In der Stadtpolitik kaum bis gar nicht aufgefallen ist bislang Manuela Matthes, die zwar als sachkundige Bürgerin im beratenden Kulturausschuss sitzt, aber erst im zweiten Anlauf vom Stadtrat gewählt worden war. Holger Gräfling arbeitet im Seniorenbeirat mit, Enrico Strauß ist ursprünglich Elektriker und ist als Mitarbeiter in einem Görlitzer Café tätig. Roland Götze, Miriam Socha, Martin Poplawski und Roland Schwalm komplettieren die Liste, die nicht so lang ist, wie erwartet.
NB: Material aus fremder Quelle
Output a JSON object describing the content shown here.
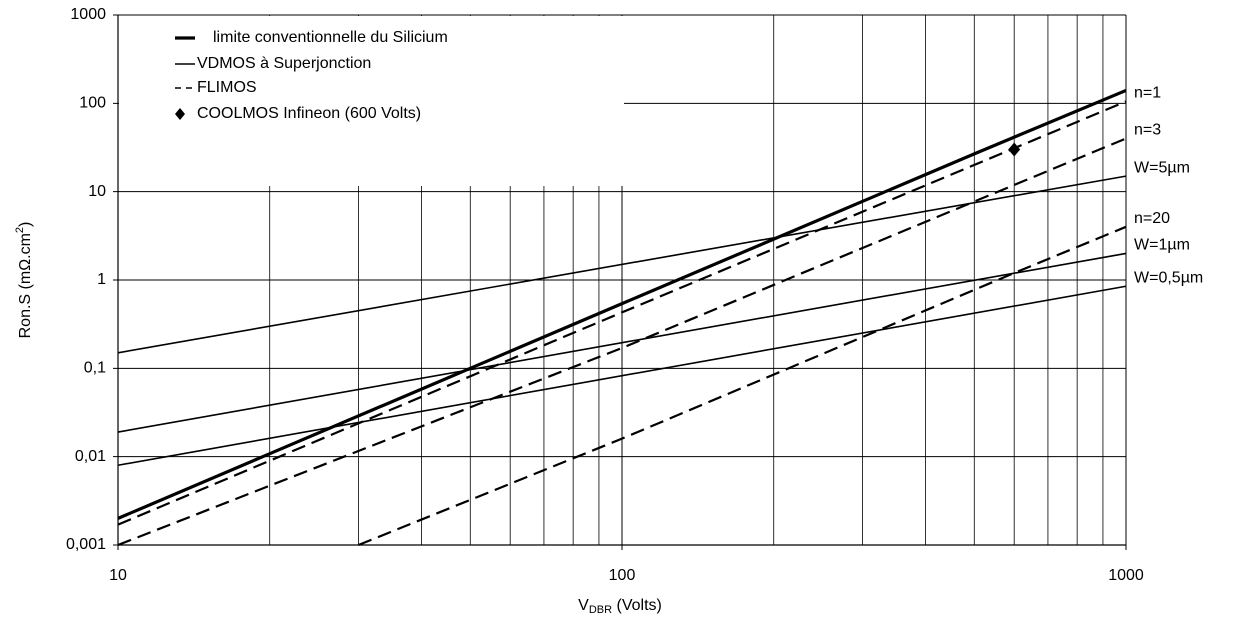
{
  "chart_data": {
    "type": "line",
    "log_x": true,
    "log_y": true,
    "grid": true,
    "x_label": {
      "main": "V",
      "sub": "DBR",
      "rest": " (Volts)"
    },
    "y_label": {
      "main": "Ron.S (mΩ.cm",
      "sup": "2",
      "rest": ")"
    },
    "xlim": [
      10,
      1000
    ],
    "xticks": [
      10,
      100,
      1000
    ],
    "xminor": [
      20,
      30,
      40,
      50,
      60,
      70,
      80,
      90,
      200,
      300,
      400,
      500,
      600,
      700,
      800,
      900
    ],
    "ylim": [
      0.001,
      1000
    ],
    "yticks": [
      {
        "value": 0.001,
        "label": "0,001"
      },
      {
        "value": 0.01,
        "label": "0,01"
      },
      {
        "value": 0.1,
        "label": "0,1"
      },
      1,
      10,
      100,
      1000
    ],
    "series": [
      {
        "name": "limite conventionnelle du Silicium",
        "style": "thick",
        "color": "#000000",
        "curves": [
          {
            "x": [
              10,
              20,
              50,
              100,
              200,
              500,
              1000
            ],
            "values": [
              0.002,
              0.0108,
              0.1,
              0.54,
              2.9,
              26.8,
              140
            ]
          }
        ]
      },
      {
        "name": "VDMOS à Superjonction",
        "style": "solid",
        "color": "#000000",
        "curves": [
          {
            "label": "W=5µm",
            "x": [
              10,
              1000
            ],
            "values": [
              0.15,
              15
            ]
          },
          {
            "label": "W=1µm",
            "x": [
              10,
              1000
            ],
            "values": [
              0.019,
              2
            ]
          },
          {
            "label": "W=0,5µm",
            "x": [
              10,
              1000
            ],
            "values": [
              0.008,
              0.85
            ]
          }
        ]
      },
      {
        "name": "FLIMOS",
        "style": "dashed",
        "color": "#000000",
        "curves": [
          {
            "label": "n=1",
            "x": [
              10,
              100,
              1000
            ],
            "values": [
              0.0017,
              0.43,
              105
            ]
          },
          {
            "label": "n=3",
            "x": [
              10,
              100,
              1000
            ],
            "values": [
              0.001,
              0.17,
              40
            ]
          },
          {
            "label": "n=20",
            "x": [
              30,
              100,
              600,
              1000
            ],
            "values": [
              0.001,
              0.016,
              1.2,
              4
            ]
          }
        ]
      },
      {
        "name": "COOLMOS Infineon (600 Volts)",
        "style": "diamond",
        "color": "#000000",
        "curves": [
          {
            "x": [
              600
            ],
            "values": [
              30
            ]
          }
        ]
      }
    ]
  }
}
Zum Vergleich: 2019 gewann die Partei 13 Sitze, seitdem verlor sie fünf Mitglieder der Fraktion. Wenn sich die Ereignisse wiederholen, wird es knapp für die AfD, alle gewonnenen Sitze auch tatsächlich bis 2029 zu besetzen.

Mindestens genauso interessant ist aber auch, wer nicht mehr aus der AfD-Stadtratsfraktion kandidiert. Mit Richter Torsten Koschinka und Rechtsanwalt Michael Mochner gehören zwei der bekanntesten Stadträte dazu, außerdem der Justizbeamte Norman Knauthe und der IT-Experte Nico Ritter.